A Sociedade Brasileira para o Progresso da Ciência (SBPC), ao lado da Academia Brasileira de Ciências (ABC), da Sociedade Brasileira de Física (SBF) e da Sociedade Brasileira de Química (SBQ) divulgaram nesta segunda-feira, 13 de outubro, uma nota conjunta em defesa da Constituição Federal e contra a proposta de emenda que pretende autorizar o desenvolvimento de armas nucleares no Brasil.
A manifestação é uma resposta à PEC apresentada nesta semana pelo deputado federal Kim Kataguiri (União Brasil – SP), que sugere permitir o uso da tecnologia nuclear para fins de defesa nacional em caso de ataques. A proposta, apelidada nas redes de “PEC da bomba atômica”, permitiria que as Forças Armadas desenvolvessem armamentos nucleares mediante autorização presidencial.
No documento, as quatro entidades reafirmam o compromisso histórico da ciência brasileira com o uso exclusivamente pacífico da energia nuclear, um princípio consagrado na Constituição de 1988.
As instituições alertam que alterar essa norma seria um “retrocesso civilizatório”, com impactos éticos, diplomáticos e morais graves, além de violar tratados internacionais que tornaram a América Latina uma zona livre de armas atômicas.
“O Brasil, que construiu sua reputação internacional como nação promotora da paz e da cooperação científica, não precisa de bombas atômicas para ser soberano. Precisa, sim, de investimentos em educação, saúde, ciência e inovação, os verdadeiros pilares da soberania moderna”, argumentam na nota.
As entidades conclamam, por fim, o Congresso Nacional a “rejeitar integralmente” a proposta e a reafirmar o compromisso do Brasil com a paz, a democracia e o uso responsável da ciência e da tecnologia.
Leia abaixo a manifestação na íntegra
EM DEFESA DA CONSTITUIÇÃO E CONTRA A LEGALIZAÇÃO DE ARMAS NUCLEARES NO BRASIL
A Sociedade Brasileira para o Progresso da Ciência (SBPC), a Academia Brasileira de Ciências (ABC), a Sociedade Brasileira de Física (SBF) e a Sociedade Brasileira de Química (SBQ) manifestam seu repúdio veemente à proposta de emenda constitucional que pretende permitir o desenvolvimento de armas nucleares no Brasil.
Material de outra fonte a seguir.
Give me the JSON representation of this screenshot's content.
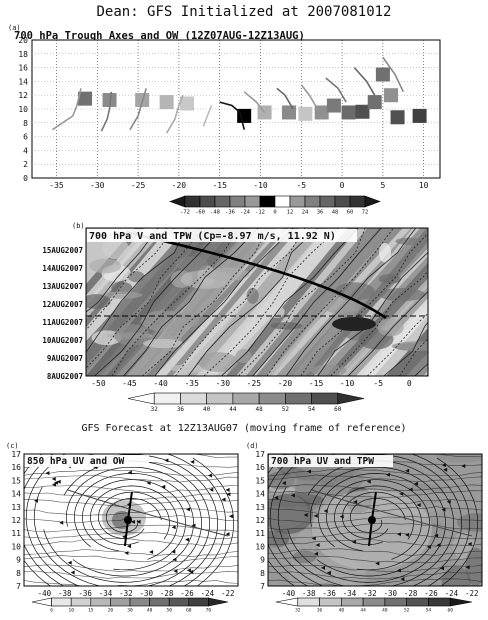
{
  "header": {
    "title": "Dean: GFS Initialized at 2007081012"
  },
  "panel_a": {
    "letter": "(a)",
    "title": "700 hPa Trough Axes and OW (12Z07AUG-12Z13AUG)",
    "x_ticks": [
      "-35",
      "-30",
      "-25",
      "-20",
      "-15",
      "-10",
      "-5",
      "0",
      "5",
      "10"
    ],
    "y_ticks": [
      "0",
      "2",
      "4",
      "6",
      "8",
      "10",
      "12",
      "14",
      "16",
      "18",
      "20"
    ],
    "colorbar": [
      "-72",
      "-60",
      "-48",
      "-36",
      "-24",
      "-12",
      "0",
      "12",
      "24",
      "36",
      "48",
      "60",
      "72"
    ]
  },
  "panel_b": {
    "letter": "(b)",
    "title": "700 hPa V and TPW (Cp=-8.97 m/s, 11.92 N)",
    "y_ticks": [
      "15AUG2007",
      "14AUG2007",
      "13AUG2007",
      "12AUG2007",
      "11AUG2007",
      "10AUG2007",
      "9AUG2007",
      "8AUG2007"
    ],
    "x_ticks": [
      "-50",
      "-45",
      "-40",
      "-35",
      "-30",
      "-25",
      "-20",
      "-15",
      "-10",
      "-5",
      "0"
    ],
    "colorbar": [
      "32",
      "36",
      "40",
      "44",
      "48",
      "52",
      "54",
      "60"
    ]
  },
  "forecast_title": "GFS Forecast at 12Z13AUG07 (moving frame of reference)",
  "panel_c": {
    "letter": "(c)",
    "title": "850 hPa UV and OW",
    "y_ticks": [
      "17",
      "16",
      "15",
      "14",
      "13",
      "12",
      "11",
      "10",
      "9",
      "8",
      "7"
    ],
    "x_ticks": [
      "-40",
      "-38",
      "-36",
      "-34",
      "-32",
      "-30",
      "-28",
      "-26",
      "-24",
      "-22"
    ],
    "colorbar": [
      "6",
      "10",
      "15",
      "20",
      "30",
      "40",
      "50",
      "60",
      "70"
    ]
  },
  "panel_d": {
    "letter": "(d)",
    "title": "700 hPa UV and TPW",
    "y_ticks": [
      "17",
      "16",
      "15",
      "14",
      "13",
      "12",
      "11",
      "10",
      "9",
      "8",
      "7"
    ],
    "x_ticks": [
      "-40",
      "-38",
      "-36",
      "-34",
      "-32",
      "-30",
      "-28",
      "-26",
      "-24",
      "-22"
    ],
    "colorbar": [
      "32",
      "36",
      "40",
      "44",
      "48",
      "52",
      "54",
      "60"
    ]
  },
  "chart_data": [
    {
      "type": "scatter",
      "title": "700 hPa Trough Axes and OW (12Z07AUG-12Z13AUG)",
      "xlim": [
        -38,
        12
      ],
      "ylim": [
        0,
        20
      ],
      "grid": true,
      "ow_boxes": [
        {
          "x": -31.5,
          "y": 11.5,
          "shade": "#707070"
        },
        {
          "x": -28.5,
          "y": 11.3,
          "shade": "#8a8a8a"
        },
        {
          "x": -24.5,
          "y": 11.3,
          "shade": "#a5a5a5"
        },
        {
          "x": -21.5,
          "y": 11.0,
          "shade": "#b5b5b5"
        },
        {
          "x": -19.0,
          "y": 10.8,
          "shade": "#c8c8c8"
        },
        {
          "x": -12.0,
          "y": 9.0,
          "shade": "#000000"
        },
        {
          "x": -9.5,
          "y": 9.5,
          "shade": "#b0b0b0"
        },
        {
          "x": -6.5,
          "y": 9.5,
          "shade": "#8a8a8a"
        },
        {
          "x": -4.5,
          "y": 9.3,
          "shade": "#c5c5c5"
        },
        {
          "x": -2.5,
          "y": 9.5,
          "shade": "#909090"
        },
        {
          "x": -1.0,
          "y": 10.5,
          "shade": "#7a7a7a"
        },
        {
          "x": 0.8,
          "y": 9.5,
          "shade": "#6a6a6a"
        },
        {
          "x": 2.5,
          "y": 9.6,
          "shade": "#505050"
        },
        {
          "x": 4.0,
          "y": 11.0,
          "shade": "#707070"
        },
        {
          "x": 5.0,
          "y": 15.0,
          "shade": "#707070"
        },
        {
          "x": 6.0,
          "y": 12.0,
          "shade": "#909090"
        },
        {
          "x": 6.8,
          "y": 8.8,
          "shade": "#505050"
        },
        {
          "x": 9.5,
          "y": 9.0,
          "shade": "#404040"
        }
      ],
      "trough_axes": [
        {
          "shade": "#999999",
          "points": [
            [
              -35.5,
              7
            ],
            [
              -34.5,
              7.8
            ],
            [
              -33,
              9
            ],
            [
              -32.5,
              10.5
            ],
            [
              -32,
              13
            ]
          ]
        },
        {
          "shade": "#777777",
          "points": [
            [
              -29.5,
              6.8
            ],
            [
              -28.8,
              8.5
            ],
            [
              -28.5,
              10
            ],
            [
              -28.3,
              12.5
            ]
          ]
        },
        {
          "shade": "#888888",
          "points": [
            [
              -26,
              7
            ],
            [
              -25,
              9
            ],
            [
              -24.5,
              11
            ],
            [
              -24,
              13
            ]
          ]
        },
        {
          "shade": "#aaaaaa",
          "points": [
            [
              -21.5,
              6.5
            ],
            [
              -20.5,
              8.5
            ],
            [
              -20,
              10.5
            ],
            [
              -19.5,
              12
            ]
          ]
        },
        {
          "shade": "#bbbbbb",
          "points": [
            [
              -17,
              7.5
            ],
            [
              -16.5,
              9
            ],
            [
              -16,
              10.5
            ]
          ]
        },
        {
          "shade": "#111111",
          "points": [
            [
              -15,
              11
            ],
            [
              -13.5,
              10.5
            ],
            [
              -12.5,
              9.5
            ],
            [
              -12,
              7
            ]
          ]
        },
        {
          "shade": "#999999",
          "points": [
            [
              -12,
              12.5
            ],
            [
              -10.5,
              11
            ],
            [
              -9.5,
              9.5
            ]
          ]
        },
        {
          "shade": "#666666",
          "points": [
            [
              -8,
              13
            ],
            [
              -7,
              12
            ],
            [
              -6,
              10
            ]
          ]
        },
        {
          "shade": "#999999",
          "points": [
            [
              -5,
              13.5
            ],
            [
              -4,
              12
            ],
            [
              -3,
              10
            ]
          ]
        },
        {
          "shade": "#777777",
          "points": [
            [
              -2,
              14.5
            ],
            [
              -0.5,
              13
            ],
            [
              0.5,
              11
            ]
          ]
        },
        {
          "shade": "#666666",
          "points": [
            [
              1.5,
              16
            ],
            [
              3,
              14
            ],
            [
              4,
              12
            ]
          ]
        },
        {
          "shade": "#888888",
          "points": [
            [
              5,
              17.5
            ],
            [
              6.5,
              15
            ],
            [
              7.5,
              12.5
            ]
          ]
        }
      ]
    },
    {
      "type": "heatmap",
      "title": "700 hPa V and TPW (Cp=-8.97 m/s, 11.92 N)",
      "xlim": [
        -52,
        3
      ],
      "ylabels": [
        "15AUG2007",
        "14AUG2007",
        "13AUG2007",
        "12AUG2007",
        "11AUG2007",
        "10AUG2007",
        "9AUG2007",
        "8AUG2007"
      ],
      "colorbar": [
        32,
        36,
        40,
        44,
        48,
        52,
        54,
        60
      ]
    },
    {
      "type": "heatmap",
      "title": "850 hPa UV and OW",
      "xlim": [
        -42,
        -21
      ],
      "ylim": [
        7,
        17
      ],
      "center": [
        -31.8,
        12
      ]
    },
    {
      "type": "heatmap",
      "title": "700 hPa UV and TPW",
      "xlim": [
        -42,
        -21
      ],
      "ylim": [
        7,
        17
      ],
      "center": [
        -31.8,
        12
      ]
    }
  ]
}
A Constituição Federal de 1988, conquista histórica da sociedade brasileira, consagrou o princípio do uso exclusivamente pacífico da energia nuclear, uma conquista assegurada graças à mobilização de cientistas, educadores e movimentos sociais, liderados por entidades como a SBPC, ABC, SBF e SBQ. Esse dispositivo, inscrito no artigo 21, inciso XXIII, alínea “a”, é uma das expressões mais elevadas do compromisso do país com a paz, a ética e o desenvolvimento responsável da ciência.
Revogar essa proibição significaria um retrocesso civilizatório, com consequências jurídicas, diplomáticas e morais irreparáveis. A proposta em discussão ameaça desmontar compromissos internacionais que o Brasil ajudou a construir, entre eles, o Tratado de Não-Proliferação de Armas Nucleares (TNP) e o Tratado de Tlatelolco, que fizeram da América Latina uma zona livre de armas atômicas. Romper com esses tratados não apenas violaria obrigações internacionais, como colocaria o país em rota de isolamento diplomático e perda de credibilidade global.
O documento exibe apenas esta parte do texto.